Terraform Provider Development: English for Infrastructure Tool Engineering Discussions
Learn the English vocabulary engineers use when building Terraform providers: schemas, CRUD operations, acceptance tests, the plugin framework, and registry publishing.
Building a Terraform provider is a specialised skill, and so is discussing provider development in English with your team. Whether you are contributing to an open-source provider, building an internal one for your platform team, or reviewing a colleague’s provider code, this vocabulary will help you communicate with precision.
Core Vocabulary
Provider schema The structured definition of what configuration options the provider itself accepts — such as credentials, region, or base URL. The schema defines the shape and validation rules for the provider block in HCL.
“The provider schema accepts three attributes: api_key, region, and endpoint. We marked api_key as sensitive so it doesn’t appear in plan output.”
Resource A manageable infrastructure object that Terraform can create, read, update, and delete. In provider development, implementing a resource means writing the four CRUD handler functions and defining its schema.
“We implemented the database_cluster resource this sprint — the tricky part was handling the update logic because the API doesn’t support in-place changes to the cluster tier.”
Data source A read-only Terraform construct that retrieves information about existing infrastructure without managing its lifecycle. Data sources are defined separately from resources in a provider.
“We added a data source for the organisation’s IP allowlist so that other Terraform modules can reference it without creating or owning it.”
CRUD in Terraform context The four operations a resource must implement: Create (terraform apply on a new resource), Read (terraform refresh or drift detection), Update (terraform apply on a changed resource), and Delete (terraform destroy). Each maps to a specific provider SDK function.
“The Delete function is straightforward for this resource, but the Read function is complex — the API returns a 404 for soft-deleted items, and we need to handle that gracefully as a removed-from-state case.”
Plugin framework The modern Go SDK for building Terraform providers, known as terraform-plugin-framework. It replaces the older SDKv2 and provides a more type-safe, structured way to define schemas and implement CRUD handlers.

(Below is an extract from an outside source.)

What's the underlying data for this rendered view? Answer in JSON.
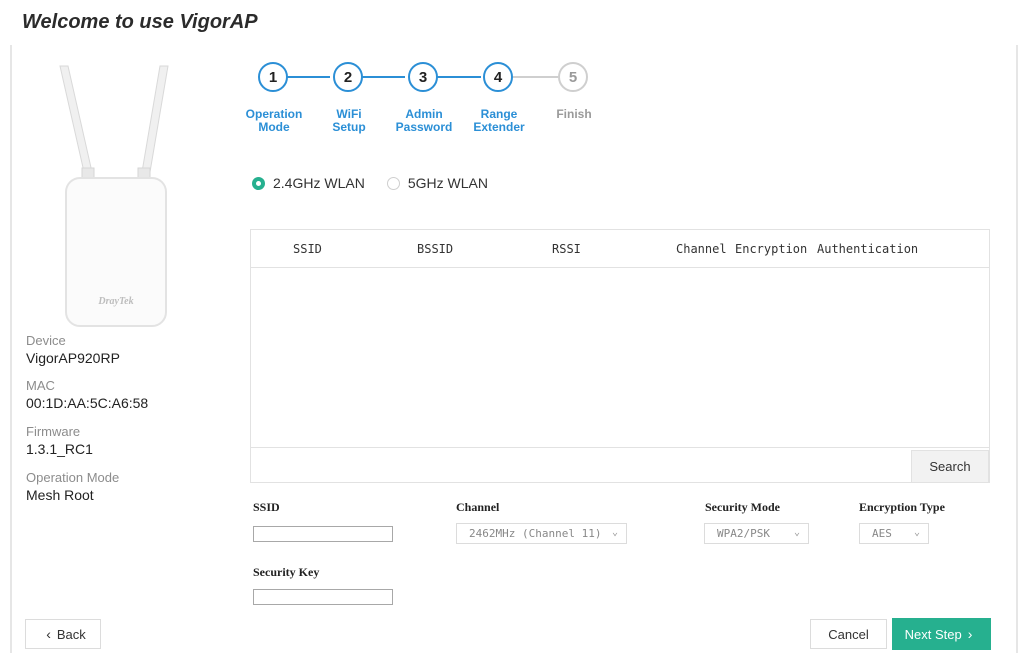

“We’re starting the new provider on the plugin framework rather than SDKv2 — it’s more verbose to start but the type safety catches schema mistakes at compile time.”
Acceptance tests End-to-end tests for a Terraform provider that actually provision real infrastructure against a live API, verify its state, and clean up afterward. Acceptance tests are the standard way to validate provider behaviour.
“Acceptance tests are slow because they hit the real API, but they’re the only way to catch the subtle differences between what the provider expects and what the API actually returns.”
terraform-plugin-go A low-level Go library that implements the Terraform Plugin Protocol directly. Most providers use a higher-level SDK like the plugin framework, but terraform-plugin-go gives maximum control for advanced use cases.
“We dropped down to terraform-plugin-go for the custom protocol buffers support — the plugin framework didn’t expose the hooks we needed.”
Registry publishing The process of releasing a Terraform provider to the public Terraform Registry at registry.terraform.io, making it installable by any Terraform user via the required_providers block.
“After we pass the final acceptance tests, the release pipeline will tag the version and trigger registry publishing automatically.”
Key Collocations
- implement a resource — “This issue covers implementing the firewall_rule resource — schema, CRUD handlers, and at least one acceptance test.”
- define the schema — “Before writing any CRUD logic, define the schema completely — changing schema attribute types later is a breaking change for users.”
- run acceptance tests — “To run acceptance tests, you need a real API key in the environment — they take about 8 minutes and will create and delete real resources.”
- publish to the registry — “Once the maintainer merges the release PR, the GitHub Action will publish to the registry within about ten minutes.”
- handle drift — “The Read function needs to handle drift correctly — if a resource was deleted outside of Terraform, it should remove it from state rather than error.”
- import existing resources — “We added ImportState support so users can import existing resources into Terraform state without recreating them.”
Using This Vocabulary in Code Reviews
Provider code reviews have a specific vocabulary pattern. Reviewers often ask: “Does the Read function handle the case where the resource has been deleted out-of-band?” The phrase “out-of-band” means a change that happened outside of Terraform — through the UI or a direct API call. Knowing this phrase helps you both give and receive code review comments more precisely.
Another common review comment is about “plan-time validation” versus “apply-time validation.” Plan-time validation happens during terraform plan and catches errors before any infrastructure changes are made. Apply-time validation happens when the provider makes the actual API call. In code reviews, the question is often: “Can we catch this error at plan time instead of apply time?”
When discussing breaking changes to a published provider, the phrase is “a breaking change for users” — not “a bug” or “a problem.” Breaking changes require a major version bump and careful communication in the changelog.
Practice Tip
Find an open-source Terraform provider on GitHub that has recent pull requests. Read the PR descriptions and review comments, and identify instances of the vocabulary from this article. Then write a short comment — as if you were a reviewer — on one of the PR’s changes, using at least three terms from this guide. Writing code review comments is one of the most realistic ways to practise technical English in context.